Gotthard, Montblanc, St. Bernardino - tunnel fires repeatedly cause the ceilings of the seemingly stable tubes to collapse. Infernal temperatures of up to 1000 degrees Celsius push concrete to its limits - and depending on the specific material in question, it can explode. However, the process has not yet been fully understood. It is clear that the water contained in high-performance concrete starts to move and evaporates - but cannot escape. The enormous vapor pressure in the fine pores of the concrete and the thermal stress on the material can cause parts to be blown off. Whether such explosions actually occur and how serious the consequences are depends on numerous factors and can hardly be predicted.
In order to better understand the physics of bursting concrete, Empa researchers and a team from the University of Grenoble and the Laue-Langevin Institute, also in Grenoble, have for the first time used neutron tomography to produce three-dimensional images of the interior of heated concrete in real time. The investigations were only possible thanks to the strong neutron source at the Laue-Langevin Institute. The scientists took up to 500 pictures per minute and constructed a unique three-dimensional model of the spalling concrete.
So far experts have only been able to conclude that water in concrete moves away from a heat source and accumulates.
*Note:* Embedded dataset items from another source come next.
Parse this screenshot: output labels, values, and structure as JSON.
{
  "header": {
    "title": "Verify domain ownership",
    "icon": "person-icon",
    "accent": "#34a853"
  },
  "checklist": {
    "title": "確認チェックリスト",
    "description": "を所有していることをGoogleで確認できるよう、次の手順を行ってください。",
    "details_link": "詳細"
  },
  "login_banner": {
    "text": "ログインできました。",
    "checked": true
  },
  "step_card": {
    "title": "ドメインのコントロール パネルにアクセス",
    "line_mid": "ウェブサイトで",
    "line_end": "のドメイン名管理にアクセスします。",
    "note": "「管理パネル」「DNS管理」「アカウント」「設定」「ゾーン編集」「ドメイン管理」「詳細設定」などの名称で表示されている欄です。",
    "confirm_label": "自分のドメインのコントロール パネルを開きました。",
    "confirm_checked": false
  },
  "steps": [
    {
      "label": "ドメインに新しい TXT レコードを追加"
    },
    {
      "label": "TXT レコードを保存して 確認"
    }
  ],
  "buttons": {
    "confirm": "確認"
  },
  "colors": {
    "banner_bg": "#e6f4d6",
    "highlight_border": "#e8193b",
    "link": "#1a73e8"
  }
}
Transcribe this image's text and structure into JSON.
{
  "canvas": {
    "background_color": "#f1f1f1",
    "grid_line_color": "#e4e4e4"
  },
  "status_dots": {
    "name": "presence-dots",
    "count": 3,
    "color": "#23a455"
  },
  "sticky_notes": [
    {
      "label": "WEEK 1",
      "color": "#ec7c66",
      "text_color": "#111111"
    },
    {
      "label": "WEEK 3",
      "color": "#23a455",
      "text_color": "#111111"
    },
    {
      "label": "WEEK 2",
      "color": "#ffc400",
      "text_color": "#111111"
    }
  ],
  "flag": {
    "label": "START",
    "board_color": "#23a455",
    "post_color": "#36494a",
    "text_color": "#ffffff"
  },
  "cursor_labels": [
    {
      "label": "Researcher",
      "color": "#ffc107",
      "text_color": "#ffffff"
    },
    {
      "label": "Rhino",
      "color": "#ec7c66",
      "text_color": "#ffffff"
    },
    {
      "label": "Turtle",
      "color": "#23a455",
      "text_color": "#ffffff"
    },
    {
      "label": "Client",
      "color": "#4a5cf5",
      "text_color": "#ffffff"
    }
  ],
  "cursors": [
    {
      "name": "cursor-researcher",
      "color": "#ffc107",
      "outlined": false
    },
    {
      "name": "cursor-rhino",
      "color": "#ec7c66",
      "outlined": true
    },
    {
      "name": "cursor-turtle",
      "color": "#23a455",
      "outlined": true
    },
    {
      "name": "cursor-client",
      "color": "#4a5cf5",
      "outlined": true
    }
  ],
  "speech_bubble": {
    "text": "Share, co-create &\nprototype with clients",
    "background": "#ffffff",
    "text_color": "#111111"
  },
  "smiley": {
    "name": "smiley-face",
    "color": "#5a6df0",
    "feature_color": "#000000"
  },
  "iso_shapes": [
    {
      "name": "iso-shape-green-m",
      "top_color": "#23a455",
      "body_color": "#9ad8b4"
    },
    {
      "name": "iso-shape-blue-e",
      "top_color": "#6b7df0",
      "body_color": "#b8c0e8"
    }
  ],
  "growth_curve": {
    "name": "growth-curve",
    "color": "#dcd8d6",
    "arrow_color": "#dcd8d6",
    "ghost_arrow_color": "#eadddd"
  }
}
The moisture would thus act as a barrier and would prevent water vapor from escaping. Therefore, the vapor pressure would rise to the extent that the material would have no choice but to explode. Using the new experimental setup, the Empa researchers and their colleagues could now actually observe this moisture barrier.
Concrete consists of a mixture of sand, cement and water. A chemical reaction occurs between cement and water, which chemically and physically binds the water and hardens the mixture. If the temperature in a fire exceeds 200 degrees Celsius, the cement in the concrete dehydrates and the bound water turns into vapor. High-performance concrete generally has very low porosity and very fine pores. These properties are of great advantage as they provide high strength and exceptional durability, making the concrete virtually impermeable to external contaminants. However, the low permeability of high-performance concrete turns out to be a disadvantage in the case of a fire with very high temperatures because water vapor cannot escape and extremely high vapor pressures can build up.
Empa researchers have already developed and patented new additives that counteract the spalling of concrete. The new results should now lead to be a further step towards the development of safe building materials with greater resistance even at the highest temperatures, such as a tunnel fire.